Donnerstag, 11. Januar 2018

Das STUFENGEBET (3/15)



Irland, das nie römische Provinz war, blieb von den Wogen der Völkerwanderung verschont und war darum auch weniger späteren Einflüssen unterworfen. Es konnten sich deshalb dort verschiedene frühchristliche Gewohnheiten, frühe bestimmte Fassungen des biblischen Textes und vor allem ein altertümlicher Meßbuchtypus lange Zeit rein erhalten.

Der Römer Palladius war 431 von Papst Coelestinus (422-432) zum Bischof geweiht und mit vier Priestern nach Irland gesandt worden, um die dort bereits zahlreich lebenden Christen zu betreuen. Palladius hat nun, wie es üblich war, liturgische Bücher mit in sein Missionsgebiet gebracht, wie sie zu seiner Zeit in seiner Heimat Rom gebräuchlich waren. Auf dieses Exemplar gehen die späteren irischen Meßlibelli zurück. Sie stellen deshalb Zeugnisse für die stadtrömische Liturgie des 5. Jahrhundert dar. Sie haben jeweils nur wenige Meßformulare, die keinen Bezug zum Kirchenjahr haben. Daraus schließen wir, daß es in Rom allem Anschein nach noch bis ins 6. Jahrhundert, vielleicht sogar bis zu Gregor dem Großen, kein offizielles Jahres-Sakramentar gab, sondern ähnlich wie noch heute in den orientalischen Riten das ganze Jahr über eine missa communis in Übung war, die eben Palladius nach Irland mitgebracht hat und die sich in einigen späteren Abschriften erhalten hat.

Die bekannteste davon ist das sogenannte Stowe-Missal aus dem 8./9. Jahrhundert, geschrieben in   Tallaght und vollständig erhalten. Am Anfang dieses Missales steht eine missa canonica, in der wir nun erstmals eine Art Bußritus zu Beginn der Meßfeier finden.

Zu Beginn der missa cononica des Stowe-Missal steht eine altertümliche letania, eine Allerheiligenlitanei mit der vorausgehenden Antiphon: 
Wir haben gesündigt, o Herr, wir haben gesündigt. Erbarme dich über unsere Sünden:  und rette uns. Der du den Noe über die Wogen der Sintflut geleitet hast: erhöre uns. Und Jonas aus dem Abgrund durch (dein) Wort zurückgerufen hast: befreie uns. Der du dem sinkenden Petrus die Hand ausgestreckt hast: hilf uns Christus, Sohn Gottes. Du hast Wunder getan, o Herr, mit unseren Vätern, erbarme dich auch unserer Zeiten. Sende aus  deinen Arm aus der Höhe: befreie uns.

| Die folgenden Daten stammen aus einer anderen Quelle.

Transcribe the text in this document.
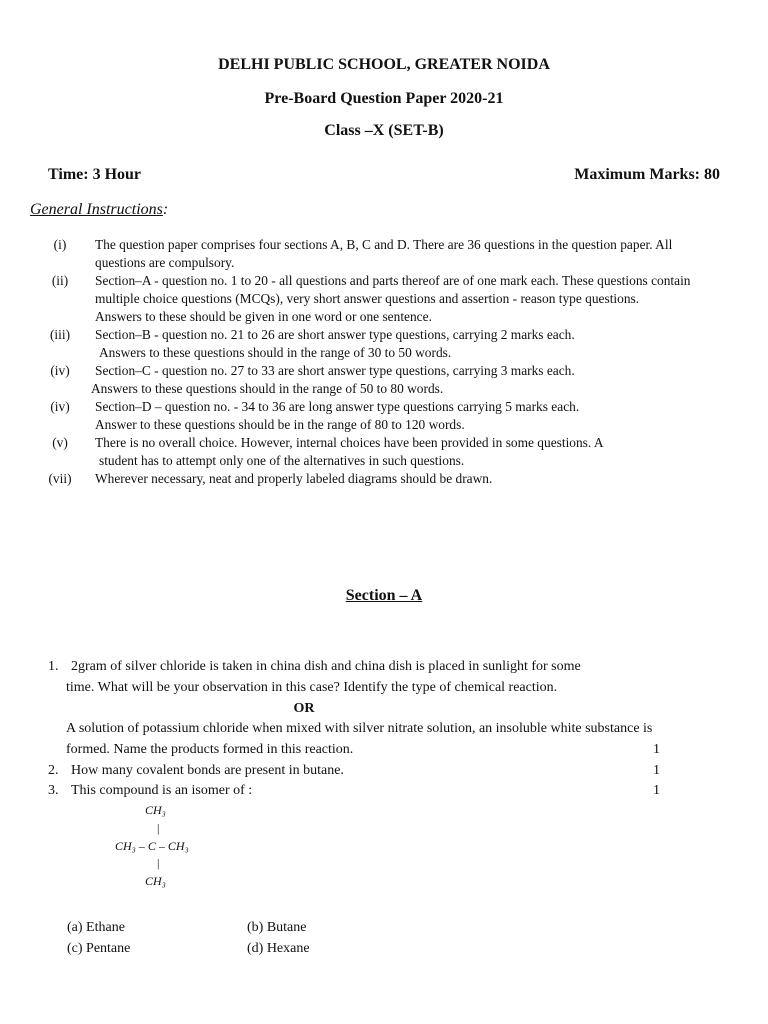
DELHI PUBLIC SCHOOL, GREATER NOIDA
Pre-Board Question Paper 2020-21
Class –X (SET-B)
Time: 3 Hour	Maximum Marks: 80
General Instructions:
(i)	The question paper comprises four sections A, B, C and D. There are 36 questions in the question paper. All
questions are compulsory.
(ii)	Section–A - question no. 1 to 20 - all questions and parts thereof are of one mark each. These questions contain
multiple choice questions (MCQs), very short answer questions and assertion - reason type questions.
Answers to these should be given in one word or one sentence.
(iii)	Section–B - question no. 21 to 26 are short answer type questions, carrying 2 marks each.
Answers to these questions should in the range of 30 to 50 words.
(iv)	Section–C - question no. 27 to 33 are short answer type questions, carrying 3 marks each.
Answers to these questions should in the range of 50 to 80 words.
(iv)	Section–D – question no. - 34 to 36 are long answer type questions carrying 5 marks each.
Answer to these questions should be in the range of 80 to 120 words.
(v)	There is no overall choice. However, internal choices have been provided in some questions. A
student has to attempt only one of the alternatives in such questions.
(vii)	Wherever necessary, neat and properly labeled diagrams should be drawn.
Section – A
1. 2gram of silver chloride is taken in china dish and china dish is placed in sunlight for some
time. What will be your observation in this case? Identify the type of chemical reaction.
OR
A solution of potassium chloride when mixed with silver nitrate solution, an insoluble white substance is
formed. Name the products formed in this reaction.	1
2. How many covalent bonds are present in butane.	1
3. This compound is an isomer of :	1
CH₃
|
CH₃ – C – CH₃
|
CH₃
(a) Ethane	(b) Butane
(c) Pentane	(d) Hexane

[…] Das spätere Kyrie zu Beginn der römischen Messe, wie wir es noch heute kennen, ist nichts anderes als der Schluß der alten letania, wie sie auf dem Weg zur Stationskirche gesungen wurde. In späteren Liturgiebüchern heißt es deshalb, das Kyrie der Messe falle aus, wenn eine solche Prozession mit der Allerheiligenlitanei vorausgeht.